Fig 7. Working model: A VbhT-like interbacterial effector as a missing link in the evolution of Beps from FicT toxins.

The model illustrates the homology of genes associated with different T4SS machineries ranging from a regular conjugation system (represented by the AvhB T4SS of A. tumefaciens, bottom) to a host-targeting, effector secreting virulence factor (VirB T4SS of B. henselae, top). Core components of the T4SS machinery and the T4CP are shown in green, the Dtr machinery is shown in yellow, and TA modules or effectors are shown in red. Note that the VbhTA module of B. schoenbuchensis pVbh (second from top) displays the same domain architecture as the majority of extant Beps and likely their common ancestor. Like VbhT, the most upstream Bep (BepA) is encoded with a FicA antitoxin that is called BiaA in the context host-targeted Bartonella effectors [11]. Based on the genomic islands with Vbh-like T4SS and FicTA modules like BtrFicTA (Fig 4), we infer an ancient pVbh-like plasmid in which a FicTA module was encoded between the conjugative relaxase and the T4SS machinery (second from bottom).

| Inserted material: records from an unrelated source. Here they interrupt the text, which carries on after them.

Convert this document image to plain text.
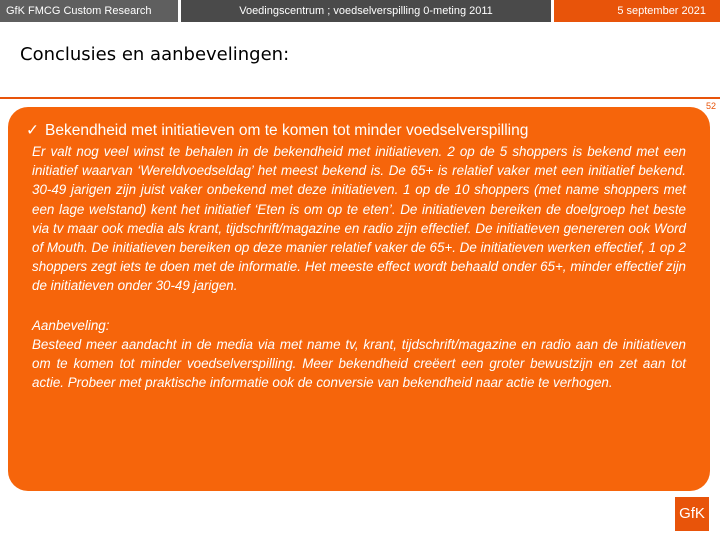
GfK FMCG Custom Research	Voedingscentrum ; voedselverspilling 0-meting 2011	5 september 2021
Conclusies en aanbevelingen:
52
✓ Bekendheid met initiatieven om te komen tot minder voedselverspilling

Er valt nog veel winst te behalen in de bekendheid met initiatieven. 2 op de 5 shoppers is bekend met een initiatief waarvan ‘Wereldvoedseldag’ het meest bekend is. De 65+ is relatief vaker met een initiatief bekend. 30-49 jarigen zijn juist vaker onbekend met deze initiatieven. 1 op de 10 shoppers (met name shoppers met een lage welstand) kent het initiatief ‘Eten is om op te eten’. De initiatieven bereiken de doelgroep het beste via tv maar ook media als krant, tijdschrift/magazine en radio zijn effectief. De initiatieven genereren ook Word of Mouth. De initiatieven bereiken op deze manier relatief vaker de 65+. De initiatieven werken effectief, 1 op 2 shoppers zegt iets te doen met de informatie. Het meeste effect wordt behaald onder 65+, minder effectief zijn de initiatieven onder 30-49 jarigen.

Aanbeveling:

Besteed meer aandacht in de media via met name tv, krant, tijdschrift/magazine en radio aan de initiatieven om te komen tot minder voedselverspilling. Meer bekendheid creëert een groter bewustzijn en zet aan tot actie. Probeer met praktische informatie ook de conversie van bekendheid naar actie te verhogen.

GfK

It is clearly apparent that a DNA rearrangement fusing one BID domain of the relaxase with the FicT toxin–i.e., classical terminal reassortment–would create a VbhT-like interbacterial effector as evidenced by the clear composite architecture of this protein (Fig 6). We therefore speculate based on these homologies that an evolutionary process from the bottom to the top of this model may approximate the evolutionary history of the host-targeting VirB T4SS.